Whether we enjoy it or not, most of us are surrounded by technological and economic abundance. Our culture has many ways to stimulate our appetites for the goods and services made available to those who can afford them. And it’s not just that we have an appetite for all this abundance, we feel it’s our right to have it. Those who want lower taxes still demand high quality education, services, and amenities in their communities They just don’t want it to come out of their paychecks. They claim the right to all that supports their needs and desires, but they often are blind to the needs of others.

In such a world, it’s only a small step from claims to certain rights to the violent rhetoric of some current political groups, who claim, with some logic, that in our materialistic society only the language of violence (see recent calls for “2nd Amendment solutions” to our problems) speaks loud enough to demand the attention of others. The vineyard tenants of Jesus’ parable (Matthew 21:33ff) are not all that remote from us; their acts of violence against the owner’s servants and son are simply extreme examples of a motto that weaves its way through our society:  “What’s mine?”

The judgment proclaimed in the parable is easy for us to apply to someone else.  We can say that their claims are too extreme, illogical, or greedy, while our claims are legitimate, reasonable, and just. We ask only our due while they demand too much. It’s easy to see where such colliding claims lead. They lead to mutual destruction in some form or another.
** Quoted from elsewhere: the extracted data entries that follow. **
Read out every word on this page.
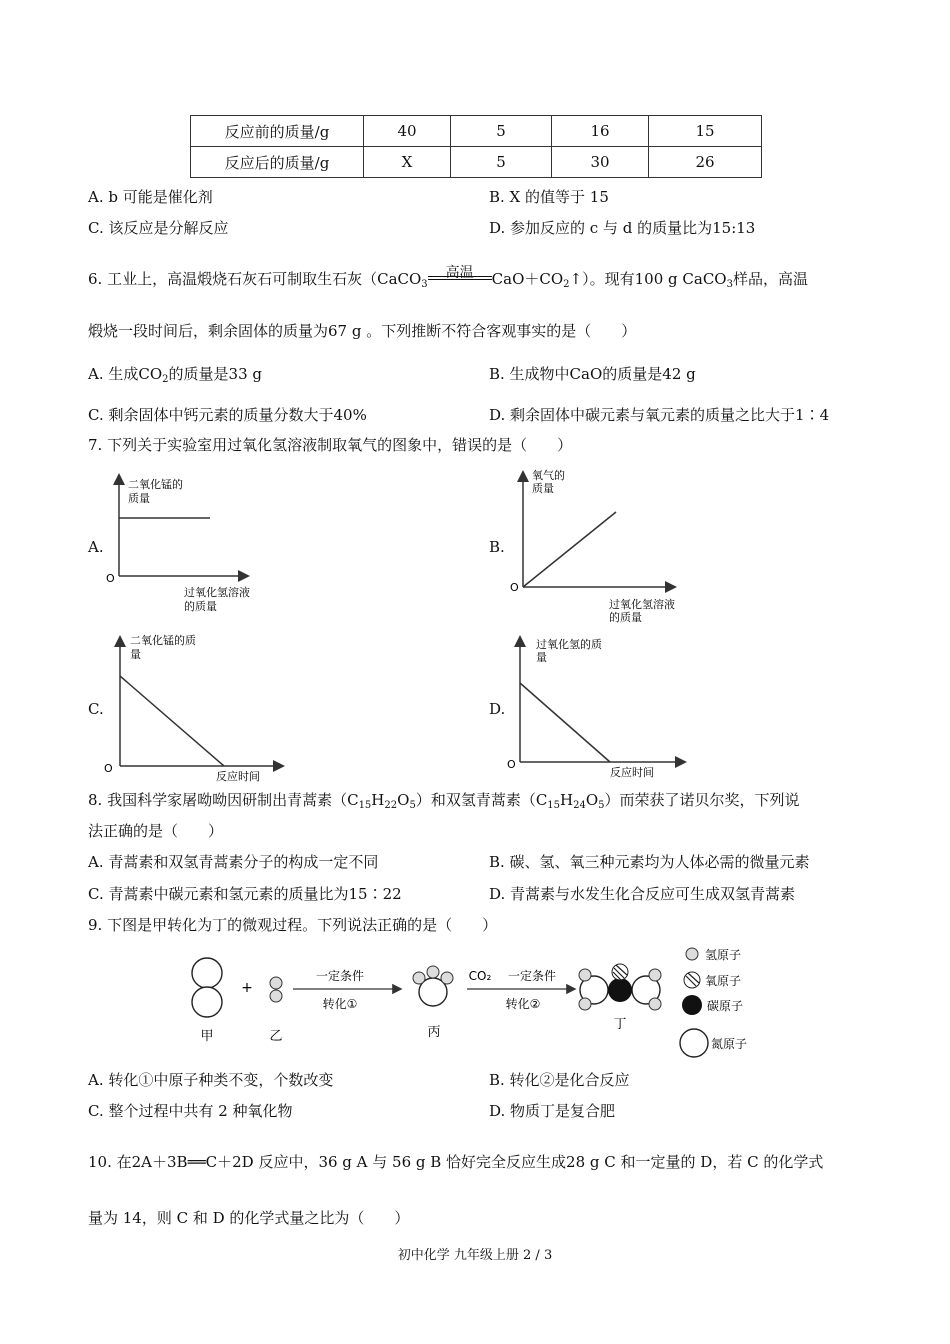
反应前的质量/g	40	5	16	15
反应后的质量/g	X	5	30	26
A. b 可能是催化剂	B. X 的值等于 15
C. 该反应是分解反应	D. 参加反应的 c 与 d 的质量比为15:13
6. 工业上，高温煅烧石灰石可制取生石灰（CaCO$_3$
高温	$CaO+CO_2↑$）。现有100 g CaCO$_3$样品，高温
煅烧一段时间后，剩余固体的质量为67 g 。下列推断不符合客观事实的是（　　）
A. 生成$CO_2$的质量是33 g	B. 生成物中CaO的质量是42 g
C. 剩余固体中钙元素的质量分数大于40%	D. 剩余固体中碳元素与氧元素的质量之比大于1∶4
7. 下列关于实验室用过氧化氢溶液制取氧气的图象中，错误的是（　　）
A.
二氧化锰的
质量
O
过氧化氢溶液
的质量
B.
氧气的
质量
O
过氧化氢溶液
的质量
C.
二氧化锰的质
量
O
反应时间
D.
过氧化氢的质
量
O
反应时间
8. 我国科学家屠呦呦因研制出青蒿素$(C_{15}H_{22}O_5)$和双氢青蒿素$(C_{15}H_{24}O_5)$而荣获了诺贝尔奖，下列说
法正确的是（　　）
A. 青蒿素和双氢青蒿素分子的构成一定不同	B. 碳、氢、氧三种元素均为人体必需的微量元素
C. 青蒿素中碳元素和氢元素的质量比为15∶22	D. 青蒿素与水发生化合反应可生成双氢青蒿素
9. 下图是甲转化为丁的微观过程。下列说法正确的是（　　）
甲
+
乙
一定条件
转化①
丙
CO₂ 一定条件
转化②
丁
氢原子
氧原子
碳原子
氮原子
A. 转化①中原子种类不变，个数改变	B. 转化②是化合反应
C. 整个过程中共有 2 种氧化物	D. 物质丁是复合肥
10. 在2A＋3B══C＋2D 反应中，36 g A 与 56 g B 恰好完全反应生成28 g C 和一定量的 D，若 C 的化学式
量为 14，则 C 和 D 的化学式量之比为（　　）
初中化学 九年级上册 2 / 3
When our political system becomes besieged by such colliding claims, as it is now, it breaks down, as does our environment, overwhelmed with pollutants.

The Gospel of Jesus is a stark alternative to this cycle of claim and counterclaim. This doesn’t mean we all begin equally in life or that there’s no need for social change to end the extremes of wealth and poverty. It means that we’re freed from the blind claim of unreasonable rights. We’re freed from this desire because God’s grace is all we truly need. If we see God as the source of all that we have and all that we are, then we will see others as neighbors to be loved rather than as enemies to be overcome; as people loved by God and not as competitors for more things. God’s love and grace in our lives is the necessary pre-condition for our ability to see the world with eyes that don’t demand “our rights” and “our way” at the expense of others (see 1 Corinthians 13:4-5).

The abundance that surrounds us isn’t the abundance of things that we use to fill the void in our hearts. What actually surrounds us is the abundance of God’s love that heals our hearts and makes us whole. This love from God enables us to see the world with a clearer vision and less grasping hands. As God’s people, however, we often want to claim the vineyard as our own. But that just indicates how broken we are by our own sin. Still, God uses broken things. It takes broken soil to produce a crop, broken grain to make bread, crushed grapes to make wine, broken bread and poured wine to make us whole. When our hearts are broken, we come to know our true need. Jesus says, “This is my Body broken for you and my Blood shed for you.”